There is a need to conduct randomised controlled trials to provide unbiased evidence for the effectiveness of currently used interventions for treating conjunctival squamous cell carcinoma. Ideally, the disease would be studied in its early stages, before it has spread, since in the later stages the treatment is more costly, can only be provided in tertiary care centres, and would tend to be individually tailored depending on the extent of spread. Studies are needed in the setting where the greatest burden of disease is found. The typical setting involves young HIV-infected individuals, mostly females with aggressive disease and HIV co-infections, in the context of high HIV prevalence, high solar exposure, and limited resources.

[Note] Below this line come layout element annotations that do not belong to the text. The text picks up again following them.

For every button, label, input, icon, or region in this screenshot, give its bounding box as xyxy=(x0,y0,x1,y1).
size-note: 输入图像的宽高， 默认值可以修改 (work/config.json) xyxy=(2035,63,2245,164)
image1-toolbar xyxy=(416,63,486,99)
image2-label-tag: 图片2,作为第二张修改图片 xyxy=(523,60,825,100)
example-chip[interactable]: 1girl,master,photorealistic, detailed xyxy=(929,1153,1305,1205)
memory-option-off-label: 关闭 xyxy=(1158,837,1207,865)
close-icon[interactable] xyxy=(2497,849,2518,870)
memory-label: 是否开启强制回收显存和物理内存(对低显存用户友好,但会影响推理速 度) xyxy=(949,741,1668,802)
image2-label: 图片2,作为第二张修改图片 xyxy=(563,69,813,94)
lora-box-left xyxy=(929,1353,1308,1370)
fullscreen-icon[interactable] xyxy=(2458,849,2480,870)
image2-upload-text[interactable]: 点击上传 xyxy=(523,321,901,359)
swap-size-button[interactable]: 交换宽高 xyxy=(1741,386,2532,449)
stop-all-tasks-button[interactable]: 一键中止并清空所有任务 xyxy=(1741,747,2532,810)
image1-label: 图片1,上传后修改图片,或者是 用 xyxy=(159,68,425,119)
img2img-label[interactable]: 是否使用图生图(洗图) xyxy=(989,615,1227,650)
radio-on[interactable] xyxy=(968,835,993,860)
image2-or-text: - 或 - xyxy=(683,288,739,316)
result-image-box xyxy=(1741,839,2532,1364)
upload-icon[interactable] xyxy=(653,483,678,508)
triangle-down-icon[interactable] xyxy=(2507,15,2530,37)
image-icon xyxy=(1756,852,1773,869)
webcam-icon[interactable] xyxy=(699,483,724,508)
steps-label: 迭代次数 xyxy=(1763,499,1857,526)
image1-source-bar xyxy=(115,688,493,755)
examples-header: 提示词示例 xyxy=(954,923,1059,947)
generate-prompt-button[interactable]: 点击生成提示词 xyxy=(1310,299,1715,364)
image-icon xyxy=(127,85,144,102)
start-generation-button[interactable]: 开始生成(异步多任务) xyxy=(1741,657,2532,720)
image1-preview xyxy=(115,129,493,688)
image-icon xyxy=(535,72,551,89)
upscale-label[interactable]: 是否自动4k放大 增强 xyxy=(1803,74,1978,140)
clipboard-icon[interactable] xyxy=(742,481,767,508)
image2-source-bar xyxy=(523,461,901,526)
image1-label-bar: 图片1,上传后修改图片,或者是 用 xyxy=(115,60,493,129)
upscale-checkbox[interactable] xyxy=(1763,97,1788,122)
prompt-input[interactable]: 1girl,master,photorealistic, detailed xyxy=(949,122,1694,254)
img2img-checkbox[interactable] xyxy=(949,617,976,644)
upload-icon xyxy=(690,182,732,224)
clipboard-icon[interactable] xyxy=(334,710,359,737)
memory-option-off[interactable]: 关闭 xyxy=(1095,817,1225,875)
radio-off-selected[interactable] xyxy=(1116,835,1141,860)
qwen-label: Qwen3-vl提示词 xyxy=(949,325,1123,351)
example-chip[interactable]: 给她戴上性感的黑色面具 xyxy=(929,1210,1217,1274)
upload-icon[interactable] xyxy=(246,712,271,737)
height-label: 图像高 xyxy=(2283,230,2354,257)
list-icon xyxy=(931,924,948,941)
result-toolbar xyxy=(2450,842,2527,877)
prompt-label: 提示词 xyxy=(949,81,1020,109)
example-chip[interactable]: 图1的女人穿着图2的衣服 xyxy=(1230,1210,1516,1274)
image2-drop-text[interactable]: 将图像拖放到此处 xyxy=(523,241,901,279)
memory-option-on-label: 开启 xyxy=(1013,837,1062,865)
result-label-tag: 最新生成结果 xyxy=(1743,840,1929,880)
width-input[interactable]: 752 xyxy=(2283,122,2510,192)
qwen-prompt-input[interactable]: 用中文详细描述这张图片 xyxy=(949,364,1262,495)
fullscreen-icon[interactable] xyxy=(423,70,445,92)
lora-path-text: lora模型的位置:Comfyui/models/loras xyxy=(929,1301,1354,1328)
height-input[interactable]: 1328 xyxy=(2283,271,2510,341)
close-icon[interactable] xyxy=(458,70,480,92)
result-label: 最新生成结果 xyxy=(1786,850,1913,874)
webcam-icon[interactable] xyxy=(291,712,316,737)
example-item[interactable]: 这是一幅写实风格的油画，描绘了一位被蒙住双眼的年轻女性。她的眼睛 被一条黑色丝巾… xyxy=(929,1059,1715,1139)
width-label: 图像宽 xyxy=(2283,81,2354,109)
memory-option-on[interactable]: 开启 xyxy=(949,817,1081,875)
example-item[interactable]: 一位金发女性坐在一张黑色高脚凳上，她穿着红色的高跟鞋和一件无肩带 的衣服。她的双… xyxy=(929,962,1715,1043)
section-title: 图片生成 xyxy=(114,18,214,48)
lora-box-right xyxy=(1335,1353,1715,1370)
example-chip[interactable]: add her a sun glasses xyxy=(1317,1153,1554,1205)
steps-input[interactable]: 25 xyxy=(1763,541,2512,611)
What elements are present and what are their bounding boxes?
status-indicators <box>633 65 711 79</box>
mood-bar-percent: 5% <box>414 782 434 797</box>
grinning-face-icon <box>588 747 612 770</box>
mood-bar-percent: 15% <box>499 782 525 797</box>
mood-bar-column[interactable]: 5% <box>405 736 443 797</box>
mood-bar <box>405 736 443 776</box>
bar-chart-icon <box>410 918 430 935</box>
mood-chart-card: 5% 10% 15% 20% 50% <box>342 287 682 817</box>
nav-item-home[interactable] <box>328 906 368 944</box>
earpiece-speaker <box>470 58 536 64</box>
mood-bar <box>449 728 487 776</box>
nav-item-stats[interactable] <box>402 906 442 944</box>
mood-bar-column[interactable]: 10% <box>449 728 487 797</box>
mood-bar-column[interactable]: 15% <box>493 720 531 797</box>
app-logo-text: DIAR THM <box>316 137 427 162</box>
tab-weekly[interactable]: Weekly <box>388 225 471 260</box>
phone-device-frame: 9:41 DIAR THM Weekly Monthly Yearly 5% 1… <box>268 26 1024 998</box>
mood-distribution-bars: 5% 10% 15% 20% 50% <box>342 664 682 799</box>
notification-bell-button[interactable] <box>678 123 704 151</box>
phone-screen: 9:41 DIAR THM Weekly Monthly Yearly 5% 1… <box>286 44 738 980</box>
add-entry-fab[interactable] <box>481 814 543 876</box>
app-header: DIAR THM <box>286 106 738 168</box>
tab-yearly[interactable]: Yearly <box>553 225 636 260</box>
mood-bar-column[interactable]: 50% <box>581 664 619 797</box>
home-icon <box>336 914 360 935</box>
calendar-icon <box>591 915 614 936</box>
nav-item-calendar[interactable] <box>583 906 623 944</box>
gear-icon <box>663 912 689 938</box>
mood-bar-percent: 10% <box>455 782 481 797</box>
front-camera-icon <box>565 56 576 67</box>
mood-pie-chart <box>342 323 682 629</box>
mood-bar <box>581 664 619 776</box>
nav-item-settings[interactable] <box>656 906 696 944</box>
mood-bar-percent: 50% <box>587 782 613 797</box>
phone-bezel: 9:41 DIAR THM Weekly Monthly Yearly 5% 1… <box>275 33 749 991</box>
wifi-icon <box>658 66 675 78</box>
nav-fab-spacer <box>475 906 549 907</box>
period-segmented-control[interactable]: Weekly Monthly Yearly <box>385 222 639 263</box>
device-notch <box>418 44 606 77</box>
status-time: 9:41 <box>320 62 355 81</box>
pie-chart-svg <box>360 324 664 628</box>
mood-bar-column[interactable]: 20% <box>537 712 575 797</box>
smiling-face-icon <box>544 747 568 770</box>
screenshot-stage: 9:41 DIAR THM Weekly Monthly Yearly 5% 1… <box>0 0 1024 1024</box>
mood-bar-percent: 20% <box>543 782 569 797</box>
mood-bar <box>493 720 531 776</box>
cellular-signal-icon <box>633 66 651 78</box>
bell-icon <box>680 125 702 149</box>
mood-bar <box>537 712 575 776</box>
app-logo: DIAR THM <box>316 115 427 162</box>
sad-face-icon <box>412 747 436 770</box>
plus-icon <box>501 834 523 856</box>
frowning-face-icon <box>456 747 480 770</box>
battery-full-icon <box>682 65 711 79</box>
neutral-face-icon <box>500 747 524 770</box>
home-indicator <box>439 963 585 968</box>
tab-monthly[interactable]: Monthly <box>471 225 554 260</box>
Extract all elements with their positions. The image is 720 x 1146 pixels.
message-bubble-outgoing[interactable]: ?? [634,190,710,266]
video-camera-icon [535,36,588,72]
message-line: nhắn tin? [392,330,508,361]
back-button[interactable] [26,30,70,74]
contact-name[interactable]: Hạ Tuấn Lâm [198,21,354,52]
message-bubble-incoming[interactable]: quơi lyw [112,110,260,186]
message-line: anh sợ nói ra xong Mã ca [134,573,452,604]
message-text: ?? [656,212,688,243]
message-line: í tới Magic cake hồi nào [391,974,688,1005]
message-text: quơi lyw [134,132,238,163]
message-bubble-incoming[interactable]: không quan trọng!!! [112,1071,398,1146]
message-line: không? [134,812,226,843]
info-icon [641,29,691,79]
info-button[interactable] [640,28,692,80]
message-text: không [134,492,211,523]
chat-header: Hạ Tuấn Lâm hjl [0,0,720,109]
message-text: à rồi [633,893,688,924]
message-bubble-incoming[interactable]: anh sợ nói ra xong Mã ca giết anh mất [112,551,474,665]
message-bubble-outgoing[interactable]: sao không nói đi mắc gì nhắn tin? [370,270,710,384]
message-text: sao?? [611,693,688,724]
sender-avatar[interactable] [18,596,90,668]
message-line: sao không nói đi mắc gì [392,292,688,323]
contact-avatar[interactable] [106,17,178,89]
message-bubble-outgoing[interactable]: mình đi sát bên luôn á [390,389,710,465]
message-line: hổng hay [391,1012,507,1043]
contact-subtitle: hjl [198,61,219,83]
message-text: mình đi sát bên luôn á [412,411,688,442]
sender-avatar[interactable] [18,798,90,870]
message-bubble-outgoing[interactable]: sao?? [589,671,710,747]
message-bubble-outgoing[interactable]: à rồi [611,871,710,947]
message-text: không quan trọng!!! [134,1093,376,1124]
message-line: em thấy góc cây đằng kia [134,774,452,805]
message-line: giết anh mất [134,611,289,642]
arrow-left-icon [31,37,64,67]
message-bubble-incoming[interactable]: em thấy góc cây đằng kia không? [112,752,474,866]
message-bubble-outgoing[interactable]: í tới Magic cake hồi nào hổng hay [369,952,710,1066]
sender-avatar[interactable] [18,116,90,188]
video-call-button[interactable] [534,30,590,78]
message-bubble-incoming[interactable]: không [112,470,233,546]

Investigating the effectiveness of simple surgical excision versus wide excision with or without adjunctive antimetabolite eye drops would be relevant as these are relatively simple interventions that can be easily translated in developing countries. The effect of new health technologies used in the developed world, such as cryotherapy, amniotic membrane transplants, and photodynamic therapy, should also be assessed in RCTs.
Preventive interventions directed against the mutagenic effects of solar ultraviolet B radiation and the oncogenic viruses associated with this disease also need to be identified.
There is also an important implication for diagnostic tests for early disease. Ethical issues that may arise include, for instance, whether participants should be subjected to the application of potentially dangerous cytotoxic antimetabolites as an adjunct to excision biopsy before there is histological confirmation of tumour. Treatment of conjunctival squamous cell carcinomas with topical mitomycin C and/or radiation has been associated with induction of atypical cell changes, such as conjunctival DNA-polyploidy afterward (Cartsburg 2001). More sensitive diagnostic tests, such as cytology or immunostaining, may thus need to be used pre-operatively.
Treatment of opportunistic tumours in HIV/AIDS, such as squamous cell carcinoma of the conjunctiva, is part and parcel of HIV care. Untreated squamous cell carcinoma of the conjunctiva threatens survival. Not paying attention to this disease may compromise the gains from other care availed to affected individuals.